Elle rassembla les couvertures et une petite pile de fourrures de lapin, puis recouvrit Muirne, en gardant deux pour elle-même. Malheureusement, la neige avait trempé ses vêtements, et elle continuait d’avoir froid malgré les couches supplémentaires. Dans l’espoir de trouver quelque morceau de nourriture oubliée, elle fouilla dans tous les recoins de la hutte, dans chaque boîte d’étain.

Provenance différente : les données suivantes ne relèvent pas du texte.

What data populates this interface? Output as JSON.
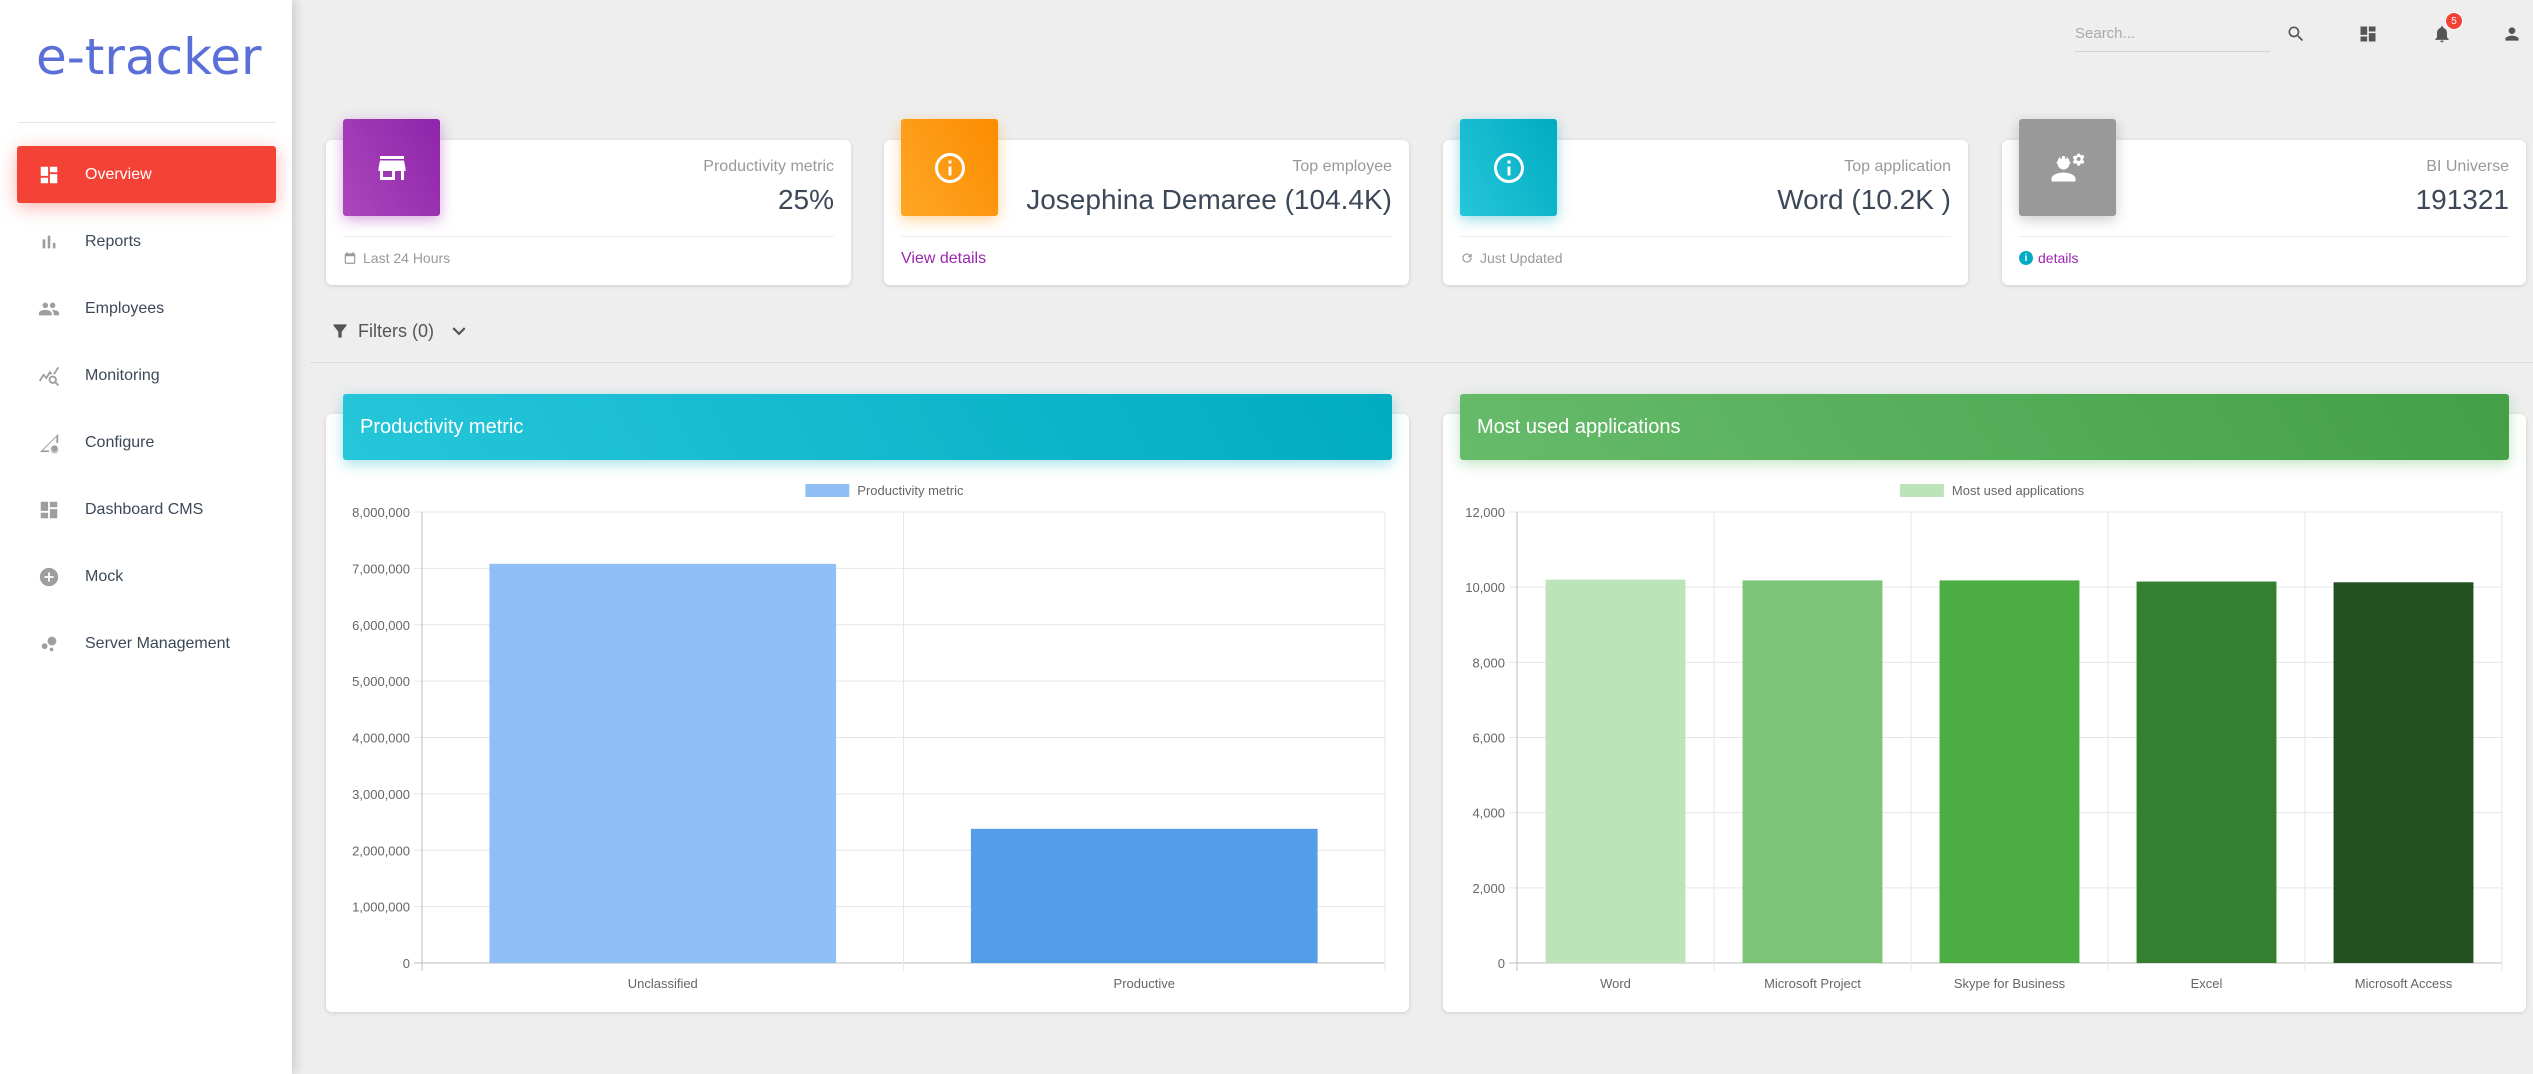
{
  "app": {
    "logo": "e-tracker"
  },
  "sidebar": {
    "items": [
      {
        "label": "Overview",
        "icon": "dashboard-icon",
        "active": true
      },
      {
        "label": "Reports",
        "icon": "bar-chart-icon",
        "active": false
      },
      {
        "label": "Employees",
        "icon": "people-icon",
        "active": false
      },
      {
        "label": "Monitoring",
        "icon": "monitoring-icon",
        "active": false
      },
      {
        "label": "Configure",
        "icon": "configure-icon",
        "active": false
      },
      {
        "label": "Dashboard CMS",
        "icon": "dashboard-cms-icon",
        "active": false
      },
      {
        "label": "Mock",
        "icon": "add-circle-icon",
        "active": false
      },
      {
        "label": "Server Management",
        "icon": "bubble-chart-icon",
        "active": false
      }
    ]
  },
  "topbar": {
    "search_placeholder": "Search...",
    "notification_count": "5"
  },
  "stats": [
    {
      "title": "Productivity metric",
      "value": "25%",
      "footer": "Last 24 Hours",
      "color": "#9c27b0"
    },
    {
      "title": "Top employee",
      "value": "Josephina Demaree (104.4K)",
      "footer": "View details",
      "color": "#ff9800"
    },
    {
      "title": "Top application",
      "value": "Word (10.2K )",
      "footer": "Just Updated",
      "color": "#00acc1"
    },
    {
      "title": "BI Universe",
      "value": "191321",
      "footer": "details",
      "color": "#999999"
    }
  ],
  "filters": {
    "label": "Filters (0)"
  },
  "chart_data": [
    {
      "type": "bar",
      "title": "Productivity metric",
      "legend": "Productivity metric",
      "categories": [
        "Unclassified",
        "Productive"
      ],
      "values": [
        7080000,
        2380000
      ],
      "ylim": [
        0,
        8000000
      ],
      "yticks": [
        0,
        1000000,
        2000000,
        3000000,
        4000000,
        5000000,
        6000000,
        7000000,
        8000000
      ],
      "ytick_labels": [
        "0",
        "1,000,000",
        "2,000,000",
        "3,000,000",
        "4,000,000",
        "5,000,000",
        "6,000,000",
        "7,000,000",
        "8,000,000"
      ],
      "colors": [
        "#90bff5",
        "#539ee8"
      ],
      "header_color": "#00acc1"
    },
    {
      "type": "bar",
      "title": "Most used applications",
      "legend": "Most used applications",
      "categories": [
        "Word",
        "Microsoft Project",
        "Skype for Business",
        "Excel",
        "Microsoft Access"
      ],
      "values": [
        10200,
        10180,
        10180,
        10150,
        10130
      ],
      "ylim": [
        0,
        12000
      ],
      "yticks": [
        0,
        2000,
        4000,
        6000,
        8000,
        10000,
        12000
      ],
      "ytick_labels": [
        "0",
        "2,000",
        "4,000",
        "6,000",
        "8,000",
        "10,000",
        "12,000"
      ],
      "colors": [
        "#bde3b9",
        "#7cc576",
        "#4bad43",
        "#348030",
        "#23501f"
      ],
      "header_color": "#4caf50"
    }
  ]
}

Rien. Pas même des miettes.
Elle s’assit sur une chaise et regarda avec fureur l’âtre vide. C’était un tour cruel du destin que d’être si désespérément près de se trouver en sécurité. Quelques bûches et un morceau de silex auraient fait des miracles.
Muirne bougea sous les couvertures et murmura quelques paroles inintelligibles. Ses joues avaient retrouvé un peu de couleur, mais le bout de son nez demeurait blanc. Isabail connaissait bien les remèdes de base, comme le thé d’écorce de bouleau contre la douleur et la menthe contre les nausées, mais elle n’avait aucune aptitude pour traiter les engelures. Elle avait le sentiment de devoir faire davantage pour sa servante, mais quoi ? Elle se sentait impuissante, et ce n’était pas un sentiment habituel pour une femme qui avait normalement trois douzaines de personnes à son service.
Elle mâchouillait sa lèvre inférieure en envisageant ses choix terriblement restreints quand la porte de la hutte s’ouvrit brusquement. Une très large silhouette couverte de neige franchit le seuil en remplissant presque la pièce avec ses larges épaules. L’homme rejeta son capuchon vers l’arrière et fixa silencieusement Isabail.
Elle déglutit.
Dieu du ciel. C’était MacCurran. Et à en juger par la colère dans ses yeux, le froid et la faim étaient le dernier de ses problèmes.